# How many of your campers are up to level 20?



## Imaginetheday (Jan 30, 2018)

I don't have a single camper up to level 20 (several above 15, though). I'm feeling like I am going to be constantly behind. I'm just wondering how many others have maxed out.


----------



## ravenblue (Jan 30, 2018)

I got five in a row just in the last few days and I've been playing since 23 November. It's going to be awhile until the next wave reaches level 20. I'm in no rush for that. Seems like it gets harder for me to level as more villagers hit 20 and they still rotate through the recreation areas, so I miss ones that need to be leveled and will help me level myself.


----------



## ESkill (Jan 30, 2018)

None yet. I haven't built the second amenity yet either so none of mine are above 15 haha.  I'm slowly working on it, I don't feel rushed to do it


----------



## tolisamarie (Jan 30, 2018)

42.


----------



## Gruntilda (Jan 30, 2018)

Zip Nada Zilch


----------



## Deathamabob (Jan 31, 2018)

0 at 20, but 55 at 19. I'm currently estimating that I will have 55 at 20 by Monday-ish.


----------



## Shele (Jan 31, 2018)

I have 6. At least a couple more are really close.


----------



## pidge (Jan 31, 2018)

I honestly have none up to 20, but thats really because I let my playtime slip. I have a bunch at 12-15 though


----------



## MopyDream44 (Jan 31, 2018)

I don't have any at 20 either, but I do have a handful that are pretty close. I was focusing more on rotating my villagers through the camp to get them to level 15 in order to get the special requests. I did start three weeks late, but I also didn't use the amenities very efficiently, so the leveling has been slower. Many of my villagers were locked up for a while because I wasn't able to craft the amenities as fast as I could level them. Don't worry about your progress, you'll get there eventually!


----------



## Whisboi (Jan 31, 2018)

I don't have any at level 20, but I have a couple who are close. I'm focusing on building the hip amenities up to level 15 first, then going back and making sure everyone can reach level 20.


----------



## Urchinia (Jan 31, 2018)

I don't have any at 20 yet... A couple are close, but I don't really treat the game like it's a competition. 

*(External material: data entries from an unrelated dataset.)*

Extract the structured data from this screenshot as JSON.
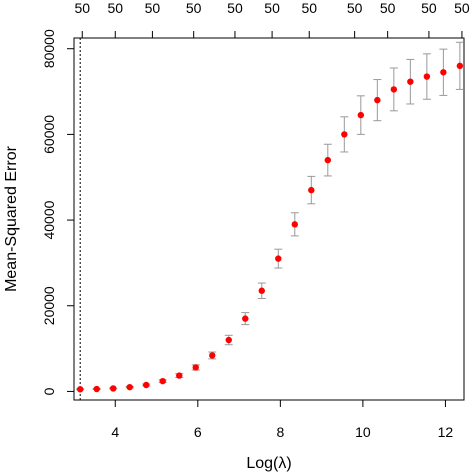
{
  "chart_data": {
    "type": "scatter",
    "subtitle": "",
    "xlabel": "Log(λ)",
    "ylabel": "Mean-Squared Error",
    "xlim": [
      3.0,
      12.45
    ],
    "ylim": [
      -2000,
      82500
    ],
    "x_ticks": [
      4,
      6,
      8,
      10,
      12
    ],
    "y_ticks": [
      0,
      20000,
      40000,
      60000,
      80000
    ],
    "x_tick_labels": [
      "4",
      "6",
      "8",
      "10",
      "12"
    ],
    "y_tick_labels": [
      "0",
      "20000",
      "40000",
      "60000",
      "80000"
    ],
    "top_axis": {
      "ticks": [
        3.2,
        4.0,
        4.9,
        5.9,
        6.9,
        7.8,
        8.7,
        9.8,
        10.6,
        11.6,
        12.4
      ],
      "labels": [
        "50",
        "50",
        "50",
        "50",
        "50",
        "50",
        "50",
        "50",
        "50",
        "50",
        "50"
      ]
    },
    "reference_line_x": 3.15,
    "point_color": "#ff0000",
    "errorbar_color": "#999999",
    "grid": false,
    "legend": "none",
    "series": [
      {
        "x": [
          3.15,
          3.55,
          3.95,
          4.35,
          4.75,
          5.15,
          5.55,
          5.95,
          6.35,
          6.75,
          7.15,
          7.55,
          7.95,
          8.35,
          8.75,
          9.15,
          9.55,
          9.95,
          10.35,
          10.75,
          11.15,
          11.55,
          11.95,
          12.35
        ],
        "y": [
          500,
          560,
          700,
          1000,
          1500,
          2400,
          3700,
          5600,
          8400,
          12000,
          17000,
          23500,
          31000,
          39000,
          47000,
          54000,
          60000,
          64500,
          68000,
          70500,
          72300,
          73500,
          74500,
          76000
        ],
        "err": [
          100,
          100,
          120,
          150,
          220,
          300,
          450,
          600,
          800,
          1100,
          1400,
          1800,
          2200,
          2700,
          3200,
          3700,
          4100,
          4500,
          4800,
          5000,
          5200,
          5300,
          5400,
          5500
        ]
      }
    ]
  }
}
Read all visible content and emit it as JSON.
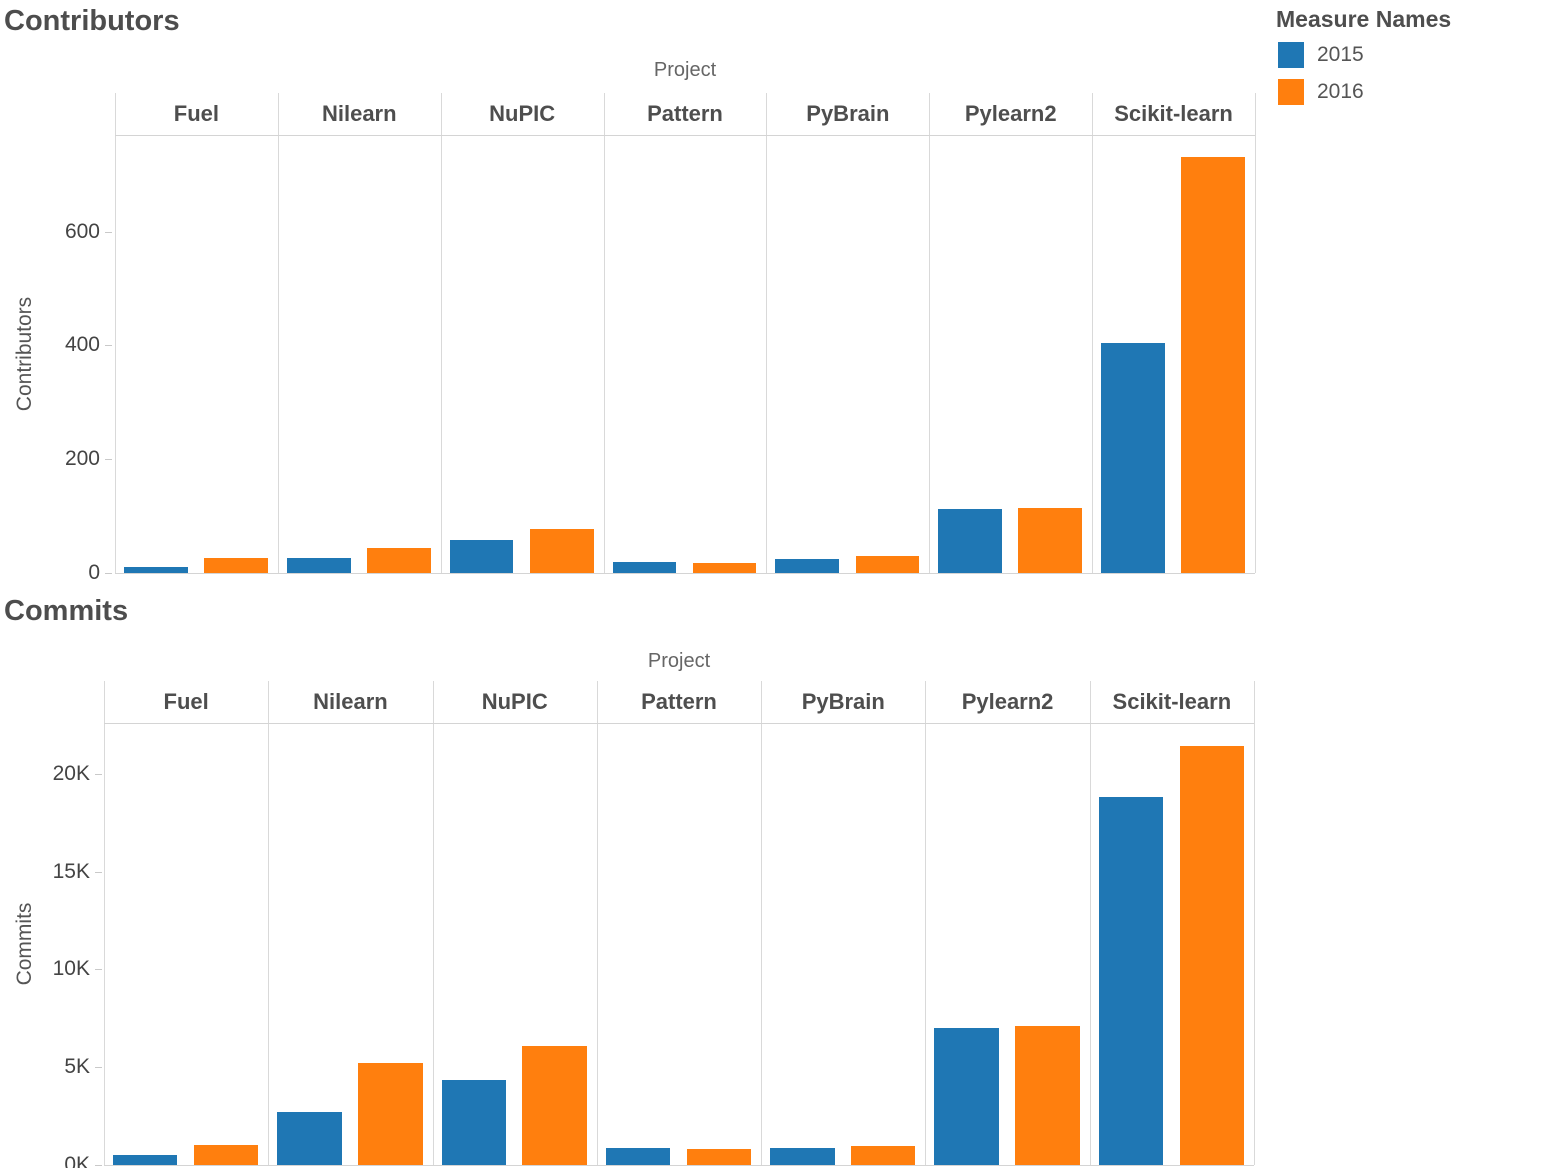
{
  "legend": {
    "title": "Measure Names",
    "items": [
      {
        "label": "2015",
        "color": "#1F77B4"
      },
      {
        "label": "2016",
        "color": "#FF7F0E"
      }
    ]
  },
  "chart_data": [
    {
      "type": "bar",
      "title": "Contributors",
      "col_axis_title": "Project",
      "ylabel": "Contributors",
      "ylim": [
        0,
        770
      ],
      "grid": false,
      "legend_position": "top-right",
      "yticks": [
        {
          "v": 0,
          "label": "0"
        },
        {
          "v": 200,
          "label": "200"
        },
        {
          "v": 400,
          "label": "400"
        },
        {
          "v": 600,
          "label": "600"
        }
      ],
      "categories": [
        "Fuel",
        "Nilearn",
        "NuPIC",
        "Pattern",
        "PyBrain",
        "Pylearn2",
        "Scikit-learn"
      ],
      "series": [
        {
          "name": "2015",
          "color": "#1F77B4",
          "values": [
            10,
            26,
            58,
            19,
            25,
            112,
            404
          ]
        },
        {
          "name": "2016",
          "color": "#FF7F0E",
          "values": [
            26,
            44,
            77,
            18,
            30,
            114,
            732
          ]
        }
      ]
    },
    {
      "type": "bar",
      "title": "Commits",
      "col_axis_title": "Project",
      "ylabel": "Commits",
      "ylim": [
        0,
        22600
      ],
      "grid": false,
      "legend_position": "top-right",
      "yticks": [
        {
          "v": 0,
          "label": "0K"
        },
        {
          "v": 5000,
          "label": "5K"
        },
        {
          "v": 10000,
          "label": "10K"
        },
        {
          "v": 15000,
          "label": "15K"
        },
        {
          "v": 20000,
          "label": "20K"
        }
      ],
      "categories": [
        "Fuel",
        "Nilearn",
        "NuPIC",
        "Pattern",
        "PyBrain",
        "Pylearn2",
        "Scikit-learn"
      ],
      "series": [
        {
          "name": "2015",
          "color": "#1F77B4",
          "values": [
            500,
            2700,
            4350,
            870,
            870,
            7000,
            18800
          ]
        },
        {
          "name": "2016",
          "color": "#FF7F0E",
          "values": [
            1000,
            5200,
            6100,
            820,
            950,
            7100,
            21400
          ]
        }
      ]
    }
  ]
}
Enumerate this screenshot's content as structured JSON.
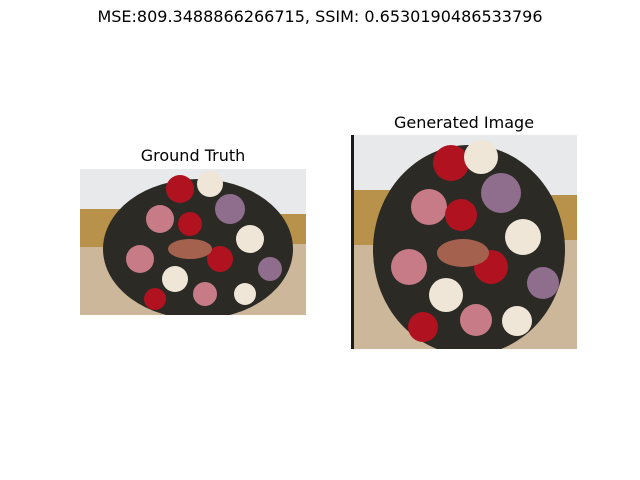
{
  "figure": {
    "title": "MSE:809.3488866266715, SSIM: 0.6530190486533796"
  },
  "panels": [
    {
      "title": "Ground Truth",
      "image": "rose bouquet held against beach background photo"
    },
    {
      "title": "Generated Image",
      "image": "rose bouquet held against beach background photo"
    }
  ],
  "colors": {
    "sky": "#e7e9ea",
    "sand": "#cdb79b",
    "grass": "#b8924a",
    "rose_red": "#b0121f",
    "rose_pink": "#c77b86",
    "rose_mauve": "#8e6e8c",
    "rose_cream": "#efe6d8",
    "foliage": "#2b2a25",
    "skin": "#a4624e"
  }
}
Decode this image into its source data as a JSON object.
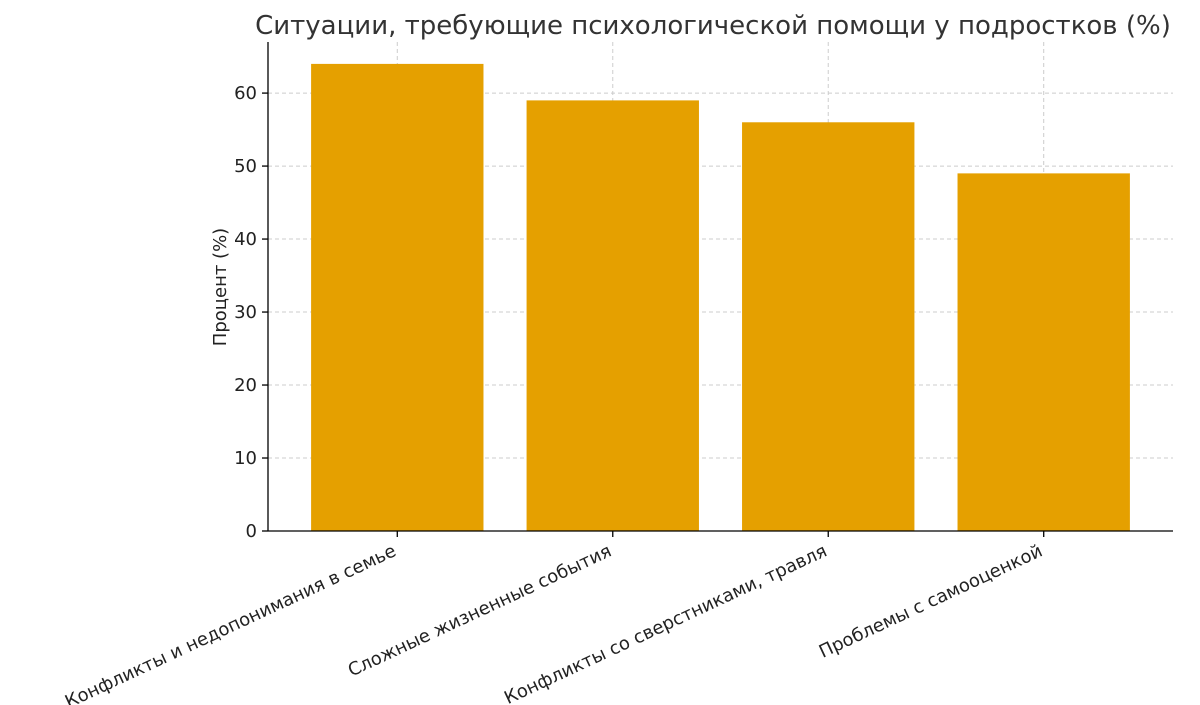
{
  "chart_data": {
    "type": "bar",
    "title": "Ситуации, требующие психологической помощи у подростков (%)",
    "xlabel": "",
    "ylabel": "Процент (%)",
    "categories": [
      "Конфликты и недопонимания в семье",
      "Сложные жизненные события",
      "Конфликты со сверстниками, травля",
      "Проблемы с самооценкой"
    ],
    "values": [
      64,
      59,
      56,
      49
    ],
    "ylim": [
      0,
      67
    ],
    "yticks": [
      0,
      10,
      20,
      30,
      40,
      50,
      60
    ],
    "grid": true,
    "bar_color": "#E5A000",
    "x_tick_rotation": "-25"
  }
}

That, and I mostly use my villagers for their special items.. haha. Once I get those, off they go (except for dear Alfonso. He is my bestie).


----------



## katieb (Jan 31, 2018)

I currently have 16 at level 20 then I've got 6 at level 19, 13 at level 18 and the rest at 15/16/17 apart from the new hip animals


----------



## SpookyMemes (Jan 31, 2018)

I have none that's 20, but 3 of mine are level 15 because I've only been building their amenities lol because they're actually cool (sporty) and then my cool villagers are maxed at 10 while everyone else is at 7. I'm not in a rush


----------



## PaperCat (Jan 31, 2018)

none :/


----------



## AccfSally (Jan 31, 2018)

Two so far.


----------



## Cheshire (Feb 1, 2018)

Nine, I think? Let’s see: Cherry, Roscoe, Beau, Punchy, Butch, Bud, Kyle, Apollo and Stella. Yep, nine  I don‘t know what to do with them now, though.


----------